Imposto Municipal sobre os Imóveis (“IMI”)

 

O árbitro Dra. Maria Antónia Torres, designada pelo Conselho Deontológico do Centro de Arbitragem Administrativa (“CAAD”) para formar o Tribunal Arbitral Singular, constituído em 17 de Abril de 2015, acorda no seguinte:

 

1.                           RELATÓRIO

 

1.1.            A… e B…, doravante denominados “Requerentes”, requereram a constituição de tribunal arbitral, ao abrigo do artigo 2.º, n.º 1, alínea a), e artigo 10.º, ambos do Decreto-lei n.º 10/2011, de 20 de Janeiro (adiante RJAT[1]).

 

1.2. Os ora Requerentes são proprietários dos imóveis sitos na Rua …, Concelho do ..., inscritos sob os artigos matriciais nºs ... e ....

 

1.3. Os referidos imóveis fazem parte da lista do património Mundial da Unesco referente ao Centro Histórico do ....

1.4. O pedido de pronúncia arbitral tem por objecto a declaração de ilegalidade, e consequente anulação, dos actos tributários de liquidação de IMI, no valor total de €610,75 (seiscentos e dez euros e setenta e cinco cêntimos), relativos aos prédios urbanos acima referidos, referentes ao ano de 2013, e constantes das notas de cobrança melhor identificadas na petição inicial e no processo administrativo junto pela Requerida, e que aqui se dão por articuladas e reproduzidas, para todos os efeitos legais.

 

1.5. Mais requerem os Requerentes a condenação da Requerida à restituição das quantias indevidamente pagas, conforme comprovativos de pagamento juntos ao processo, e que lhes seja reconhecido o direito a juros indemnizatórios sobre todas as quantias pagas.

 

1.6. A fundamentar o seu pedido alegam os Requerentes que as liquidações objecto desta petição são ilegais por violação da norma de incidência do artigo 44º nº1 alínea n) do Estatuto dos Benefícios Fiscais.

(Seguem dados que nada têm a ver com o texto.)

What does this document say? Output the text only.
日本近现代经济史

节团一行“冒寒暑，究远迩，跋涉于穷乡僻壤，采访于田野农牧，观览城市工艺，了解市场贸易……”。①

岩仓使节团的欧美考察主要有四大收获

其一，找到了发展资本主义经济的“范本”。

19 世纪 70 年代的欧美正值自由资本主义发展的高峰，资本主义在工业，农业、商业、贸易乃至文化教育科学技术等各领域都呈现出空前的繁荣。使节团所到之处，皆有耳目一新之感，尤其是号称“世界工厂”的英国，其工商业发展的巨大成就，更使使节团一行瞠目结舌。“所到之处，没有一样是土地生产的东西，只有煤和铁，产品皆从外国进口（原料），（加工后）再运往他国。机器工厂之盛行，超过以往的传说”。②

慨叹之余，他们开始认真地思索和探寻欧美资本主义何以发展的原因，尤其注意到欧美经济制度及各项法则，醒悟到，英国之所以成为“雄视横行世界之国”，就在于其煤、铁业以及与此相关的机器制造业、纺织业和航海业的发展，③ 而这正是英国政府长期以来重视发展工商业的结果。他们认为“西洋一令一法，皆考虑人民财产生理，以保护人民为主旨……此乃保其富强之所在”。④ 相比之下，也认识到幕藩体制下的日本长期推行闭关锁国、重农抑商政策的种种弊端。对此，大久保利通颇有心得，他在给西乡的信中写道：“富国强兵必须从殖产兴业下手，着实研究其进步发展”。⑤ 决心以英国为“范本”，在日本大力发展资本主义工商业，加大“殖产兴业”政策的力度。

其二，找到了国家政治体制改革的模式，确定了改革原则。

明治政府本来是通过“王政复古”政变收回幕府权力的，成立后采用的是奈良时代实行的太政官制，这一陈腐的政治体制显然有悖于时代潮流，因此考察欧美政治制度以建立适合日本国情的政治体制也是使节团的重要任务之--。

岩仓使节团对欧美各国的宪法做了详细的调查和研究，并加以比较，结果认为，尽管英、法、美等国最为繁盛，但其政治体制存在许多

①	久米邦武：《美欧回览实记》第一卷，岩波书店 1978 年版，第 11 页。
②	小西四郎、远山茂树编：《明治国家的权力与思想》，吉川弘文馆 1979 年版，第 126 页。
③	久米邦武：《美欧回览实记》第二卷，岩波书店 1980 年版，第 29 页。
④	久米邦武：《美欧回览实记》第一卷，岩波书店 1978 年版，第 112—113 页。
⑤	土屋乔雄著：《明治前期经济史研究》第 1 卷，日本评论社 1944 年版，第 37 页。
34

Consideram os Requerentes que foi feita pela Requerida uma errónea leitura da lei (da alínea n) do nº 1, alínea d) do nº 2 e nº 5 do artigo 44º do EBF) porque entende que se verificam no caso em apreço os pressupostos para a isenção automática de IMI.

 

1.7. A Requerida começa por apresentar defesa por excepção na qual sustenta a incompetência do Tribunal Arbitral para apreciar a matéria relativa à isenção de IMI, requerendo que o tribunal se abstenha “de apreciar quaisquer questões relativas à apreciação da isenção prevista no artigo 44.º do EBF ao caso concreto”, por considerar que se encontram fora da competência do tribunal as matérias relativas ao reconhecimento de isenções tributárias.

 

1.8. Defende ainda, sem prescindir, que o pedido de declaração de ilegalidade, e consequente anulação das liquidações controvertidas, deveria ser julgado improcedente, dado que propugna no sentido de que os imóveis que deram lugar às liquidações, e que se situam no “Centro Histórico do ...”, não podem beneficiar da isenção de IMI prevista no art.º 44.º do Estatuto dos Benefícios Fiscais (EBF), dado que os imóveis dos requerentes não estão individualmente classificados, sendo apenas certificados como estando integrados no Centro Histórico do ..., Centro Histórico esse que está classificado como monumento nacional.

 

1.9. Esclarece a Requerida que do nº 1 do artigo 56º do Decreto-Lei 309/2009, de 23.10 (procedimento de classificação dos bens imóveis de interesse cultural) resulta que a classificação individual de um imóvel não advém da sua integração num conjunto, daqui retirando que “num conjunto classificado podem existir imóveis individualmente classificados e imóveis que não são individualmente classificados”, e que os “… que os que são individualmente classificados são apenas os imóveis que foram objecto de um acto de classificação individualizado e especificamente dirigido a um imóvel em concreto”, propugnando assim pela legalidade dos actos tributários porque configuram uma correcta aplicação da lei aos factos.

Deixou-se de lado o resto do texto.